In a detailed statement accompanying its vote, NBIM acknowledged the remarkable economic value produced under Musk’s stewardship—crediting his strategic leadership for propelling Tesla to global prominence and extraordinary market success. However, despite this recognition, the fund expressed substantial reservations concerning several critical aspects of the proposed plan. Chief among these issues were the overwhelming size of the compensation package itself, the potential share dilution that could adversely affect existing investors, and an absence of safeguards to reduce Tesla’s heavy dependence on Musk’s singular leadership—a phenomenon known in corporate governance as “key person risk.”
It is worth noting that this position is consistent with the fund’s previous stance. As Tesla’s sixth-largest institutional shareholder, Norway’s sovereign fund had already voted against Musk’s similar compensation proposal during the 2024 deliberations. That earlier episode gained additional attention in January when leaked messages surfaced, revealing a frosty and somewhat personal text exchange between Musk and Norges Bank’s chief executive, Nicolai Tangen. In that exchange, the billionaire entrepreneur tersely reminded Tangen that “friends are as friends do,” underscoring the tension surrounding the issue.
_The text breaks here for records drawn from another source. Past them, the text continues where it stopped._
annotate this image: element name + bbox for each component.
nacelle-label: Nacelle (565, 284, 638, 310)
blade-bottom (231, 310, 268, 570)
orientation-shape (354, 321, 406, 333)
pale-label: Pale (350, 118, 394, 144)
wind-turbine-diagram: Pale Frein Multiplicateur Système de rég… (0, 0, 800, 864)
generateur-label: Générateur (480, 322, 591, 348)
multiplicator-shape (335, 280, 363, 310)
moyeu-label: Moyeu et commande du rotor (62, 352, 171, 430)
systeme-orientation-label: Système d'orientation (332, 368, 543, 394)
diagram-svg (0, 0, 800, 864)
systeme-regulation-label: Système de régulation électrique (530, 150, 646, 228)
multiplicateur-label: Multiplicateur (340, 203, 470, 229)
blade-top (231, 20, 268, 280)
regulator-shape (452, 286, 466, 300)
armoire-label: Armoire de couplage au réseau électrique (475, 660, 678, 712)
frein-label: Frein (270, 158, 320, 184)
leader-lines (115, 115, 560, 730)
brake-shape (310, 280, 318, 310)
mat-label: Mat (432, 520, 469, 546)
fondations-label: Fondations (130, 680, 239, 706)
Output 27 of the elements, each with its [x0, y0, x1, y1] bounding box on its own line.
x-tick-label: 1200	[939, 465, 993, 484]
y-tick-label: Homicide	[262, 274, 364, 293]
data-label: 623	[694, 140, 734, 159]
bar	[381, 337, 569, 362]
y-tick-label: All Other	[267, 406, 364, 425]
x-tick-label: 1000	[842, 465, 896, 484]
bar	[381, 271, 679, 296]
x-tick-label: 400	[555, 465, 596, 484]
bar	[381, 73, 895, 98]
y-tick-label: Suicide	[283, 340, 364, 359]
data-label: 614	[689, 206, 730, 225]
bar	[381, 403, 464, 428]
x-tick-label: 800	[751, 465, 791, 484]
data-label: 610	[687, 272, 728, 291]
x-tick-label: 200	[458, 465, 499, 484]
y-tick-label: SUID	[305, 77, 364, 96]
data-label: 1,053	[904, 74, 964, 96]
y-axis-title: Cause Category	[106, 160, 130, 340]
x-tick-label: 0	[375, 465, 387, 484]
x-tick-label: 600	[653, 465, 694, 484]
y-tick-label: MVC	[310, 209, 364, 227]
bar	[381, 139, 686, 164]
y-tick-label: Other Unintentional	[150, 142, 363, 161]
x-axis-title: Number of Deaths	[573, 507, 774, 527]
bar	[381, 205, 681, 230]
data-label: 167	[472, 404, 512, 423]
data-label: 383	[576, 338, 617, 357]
Norway’s sovereign wealth fund now becomes the largest institutional investor to publicly disclose the details of its vote on the controversial proposal—an act that emphasizes its commitment to transparency and responsible stewardship. Holding approximately a 1.2% ownership stake in Tesla, the fund’s opposition carries not only symbolic significance but also a degree of financial weight in the broader context of shareholder governance.
The decision comes amid growing controversy surrounding the Tesla CEO’s enormous incentive plan. A number of prominent investor groups, including the California Public Employees Retirement System (CalPERS) and the New York State Retirement Fund, have articulated their own objections, questioning whether such a vast compensation arrangement aligns with shareholders’ long-term interests. Their skepticism has been echoed by influential proxy advisory firms Glass Lewis and Institutional Shareholder Services (ISS), both of which have urged investors to vote against the plan. In response, Musk—never one to remain silent—criticized these firms in a recent earnings call, dismissing them with the incendiary label of “corporate terrorists.”
Nevertheless, the debate remains far from uniform. Several institutional players, such as Florida’s State Board of Administration and ARK Invest founder Cathie Wood, have offered their support for Musk’s proposed pay structure, citing his visionary leadership and Tesla’s unprecedented growth trajectory as justification. Meanwhile, Tesla’s two largest institutional stakeholders, Vanguard and BlackRock, have notably refrained from disclosing how they intend to vote, leaving open the possibility that their decisions could exert significant influence on the final outcome.
At the heart of the controversy lies Tesla’s 2025 CEO compensation framework, an ambitious scheme that could ultimately reward Musk with approximately $1 trillion worth of company shares if he achieves a sequence of exceptionally demanding performance targets over the next decade. These goals include elevating Tesla’s overall market capitalization to a staggering $8.5 trillion, achieving the sale of one million Optimus humanoid robots, and delivering annual earnings surpassing those reported by current technology giants such as Meta and Google. The plan also requires laying the groundwork for Musk’s eventual succession—an acknowledgment that even the company’s most dynamic leader must one day prepare for transition.
In essence, Norges Bank Investment Management’s opposition to Musk’s proposed compensation reflects a broader shift in the global investment community toward more rigorous oversight of corporate governance and executive remuneration. It highlights the increasingly complex balance between rewarding extraordinary innovation and protecting the collective interests of shareholders, employees, and future stakeholders alike.